The vast majority of families with presenilin (PSEN) mutations have the clinical phenotype of Alzheimer's disease. However, there are reports of patients who carry PSEN mutations and have Alzheimer's disease with a variety of other clinical phenotypes including spastic paraplegia, seizures, myoclonus, parkinsonism, epilepsy and amyloid angiopathy. Remarkably, three of the studied families have frontotemporal dementia (FTD). The mutations associated with FTD are L113P (Raux et al. 2000), Ins R362 (Tang-Wai et al. 2002) and G183V (Dermaut et al. 2004). Raux and colleagues (2000) reported six members from four generations of the SAL family who had early onset FTD. Tang-Wai and colleagues (2002) reported three patients from three generations who had FTD in their 50s and 60s. Dermaut and colleagues (2004) reported a large family from two generations. Three were definitely affected and a total of 12 members were evaluated. Again the disease was of early onset. In all three families, the clinical phenotype was convincingly FTD in nature. In the first two families (L113P and Ins R362), no autopsy was available, but in the third family (G183V), one case had an autopsy and the pathology showed Pick's disease with Pick bodies and no Alzheimer pathology.
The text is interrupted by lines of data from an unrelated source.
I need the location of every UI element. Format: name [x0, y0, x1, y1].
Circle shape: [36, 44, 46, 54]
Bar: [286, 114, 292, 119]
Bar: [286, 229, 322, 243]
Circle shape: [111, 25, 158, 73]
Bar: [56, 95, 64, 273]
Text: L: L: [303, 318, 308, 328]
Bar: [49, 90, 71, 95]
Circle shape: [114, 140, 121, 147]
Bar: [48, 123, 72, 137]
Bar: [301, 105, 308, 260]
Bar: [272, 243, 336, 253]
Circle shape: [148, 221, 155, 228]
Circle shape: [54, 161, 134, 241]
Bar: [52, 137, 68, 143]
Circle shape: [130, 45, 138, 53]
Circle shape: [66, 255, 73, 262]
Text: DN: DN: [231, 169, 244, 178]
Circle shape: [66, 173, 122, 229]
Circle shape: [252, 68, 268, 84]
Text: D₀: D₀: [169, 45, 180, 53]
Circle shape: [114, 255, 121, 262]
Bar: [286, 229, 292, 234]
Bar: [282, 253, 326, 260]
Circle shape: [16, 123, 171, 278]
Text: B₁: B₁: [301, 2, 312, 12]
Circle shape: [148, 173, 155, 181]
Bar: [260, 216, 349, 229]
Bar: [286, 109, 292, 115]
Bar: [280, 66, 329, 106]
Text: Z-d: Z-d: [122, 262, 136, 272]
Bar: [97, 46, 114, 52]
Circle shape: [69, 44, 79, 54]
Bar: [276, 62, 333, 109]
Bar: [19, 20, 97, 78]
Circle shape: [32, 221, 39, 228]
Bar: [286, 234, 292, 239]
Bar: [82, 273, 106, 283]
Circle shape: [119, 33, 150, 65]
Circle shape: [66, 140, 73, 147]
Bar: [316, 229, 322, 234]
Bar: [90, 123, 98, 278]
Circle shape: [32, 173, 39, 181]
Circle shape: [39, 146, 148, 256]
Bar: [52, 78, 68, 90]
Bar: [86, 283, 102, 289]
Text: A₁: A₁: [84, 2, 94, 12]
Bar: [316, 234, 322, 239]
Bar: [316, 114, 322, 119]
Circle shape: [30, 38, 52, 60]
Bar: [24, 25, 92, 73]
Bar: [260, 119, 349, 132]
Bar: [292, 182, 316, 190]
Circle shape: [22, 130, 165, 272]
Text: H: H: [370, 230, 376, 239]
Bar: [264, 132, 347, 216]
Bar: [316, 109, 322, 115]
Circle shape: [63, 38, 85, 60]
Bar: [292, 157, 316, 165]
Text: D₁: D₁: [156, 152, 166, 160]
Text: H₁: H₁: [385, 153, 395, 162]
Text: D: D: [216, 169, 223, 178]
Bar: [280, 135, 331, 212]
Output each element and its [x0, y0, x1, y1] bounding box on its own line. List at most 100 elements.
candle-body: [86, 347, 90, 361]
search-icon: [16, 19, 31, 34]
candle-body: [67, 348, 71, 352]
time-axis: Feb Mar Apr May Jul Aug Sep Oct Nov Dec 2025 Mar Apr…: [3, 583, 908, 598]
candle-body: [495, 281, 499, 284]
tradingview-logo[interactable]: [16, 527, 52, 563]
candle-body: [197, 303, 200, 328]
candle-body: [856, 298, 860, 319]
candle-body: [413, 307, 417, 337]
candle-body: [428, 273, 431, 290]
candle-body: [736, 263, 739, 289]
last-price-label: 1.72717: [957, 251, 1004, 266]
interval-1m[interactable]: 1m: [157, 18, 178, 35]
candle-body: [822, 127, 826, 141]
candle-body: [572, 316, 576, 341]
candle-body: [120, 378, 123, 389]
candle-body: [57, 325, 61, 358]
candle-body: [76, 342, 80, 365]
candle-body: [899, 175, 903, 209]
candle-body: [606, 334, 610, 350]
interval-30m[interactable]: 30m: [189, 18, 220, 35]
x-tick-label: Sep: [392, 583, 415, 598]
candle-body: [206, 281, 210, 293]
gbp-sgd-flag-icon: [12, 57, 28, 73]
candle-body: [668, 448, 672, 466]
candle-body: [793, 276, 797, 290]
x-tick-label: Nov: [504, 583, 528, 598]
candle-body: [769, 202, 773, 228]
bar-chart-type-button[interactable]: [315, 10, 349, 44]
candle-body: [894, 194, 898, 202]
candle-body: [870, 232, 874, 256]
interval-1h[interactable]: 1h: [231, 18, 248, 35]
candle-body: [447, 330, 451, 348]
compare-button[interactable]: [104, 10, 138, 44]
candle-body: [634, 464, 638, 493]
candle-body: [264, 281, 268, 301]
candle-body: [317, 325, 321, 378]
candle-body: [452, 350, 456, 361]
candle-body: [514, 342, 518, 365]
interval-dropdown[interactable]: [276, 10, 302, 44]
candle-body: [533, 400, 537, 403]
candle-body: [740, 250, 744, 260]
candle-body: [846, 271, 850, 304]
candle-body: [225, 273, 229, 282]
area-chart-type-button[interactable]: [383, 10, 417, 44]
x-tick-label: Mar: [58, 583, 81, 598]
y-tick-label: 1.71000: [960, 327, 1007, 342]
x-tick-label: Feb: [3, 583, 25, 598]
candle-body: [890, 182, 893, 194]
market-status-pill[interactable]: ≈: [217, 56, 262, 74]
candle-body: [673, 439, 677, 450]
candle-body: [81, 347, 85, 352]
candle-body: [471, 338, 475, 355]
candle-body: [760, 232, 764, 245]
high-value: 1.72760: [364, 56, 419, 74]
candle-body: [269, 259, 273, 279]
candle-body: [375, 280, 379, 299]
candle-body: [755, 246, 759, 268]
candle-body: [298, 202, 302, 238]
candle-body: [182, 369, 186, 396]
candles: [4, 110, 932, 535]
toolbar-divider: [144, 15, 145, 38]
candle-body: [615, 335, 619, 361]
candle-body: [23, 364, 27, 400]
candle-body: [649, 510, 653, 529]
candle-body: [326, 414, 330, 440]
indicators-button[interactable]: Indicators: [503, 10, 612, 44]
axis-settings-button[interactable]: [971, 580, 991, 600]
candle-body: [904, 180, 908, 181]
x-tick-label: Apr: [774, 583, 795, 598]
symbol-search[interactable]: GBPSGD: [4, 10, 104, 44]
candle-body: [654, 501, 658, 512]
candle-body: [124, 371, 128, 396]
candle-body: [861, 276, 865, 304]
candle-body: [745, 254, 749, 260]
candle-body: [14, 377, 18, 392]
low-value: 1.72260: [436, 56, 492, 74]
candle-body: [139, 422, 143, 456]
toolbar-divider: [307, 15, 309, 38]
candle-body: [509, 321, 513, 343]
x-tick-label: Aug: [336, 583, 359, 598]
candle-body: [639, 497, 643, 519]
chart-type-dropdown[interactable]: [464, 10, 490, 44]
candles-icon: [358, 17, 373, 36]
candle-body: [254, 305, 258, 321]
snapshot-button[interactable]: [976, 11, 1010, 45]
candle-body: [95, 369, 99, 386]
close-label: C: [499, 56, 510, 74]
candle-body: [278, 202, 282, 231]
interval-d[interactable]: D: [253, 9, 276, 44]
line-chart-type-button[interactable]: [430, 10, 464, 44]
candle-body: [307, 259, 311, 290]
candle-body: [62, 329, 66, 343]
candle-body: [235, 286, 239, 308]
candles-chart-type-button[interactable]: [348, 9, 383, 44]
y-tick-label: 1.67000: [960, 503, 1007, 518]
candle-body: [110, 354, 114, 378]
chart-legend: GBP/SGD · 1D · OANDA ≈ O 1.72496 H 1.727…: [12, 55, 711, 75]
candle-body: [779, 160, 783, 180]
Usually PSEN1 mutations enhance the γ-secretase effect on the amyloid precursor protein (APP), increasing Aβ42 protein, but a study by Amtul and colleagues (2002) found that the InsR 362 (but not L113P, which they also tested) caused a “dominant negative” effect on the metabolism of APP (and NOTCH), decreasing Aβ42 production. The G183V mutation does not have the same effect. In this family, there are two siblings without the mutation (II-3 age 67 and II-4 age 66) who had abnormal SPECT scans and mild dysexecutive function, and II-3 had anomia and mild MRI atrophy. All of these findings raise the possibility that FTD might not be linked to the G183V mutation. In conclusion, in the families described so far, there is suggestive but not conclusive evidence that PSEN1 mutations can cause FTD.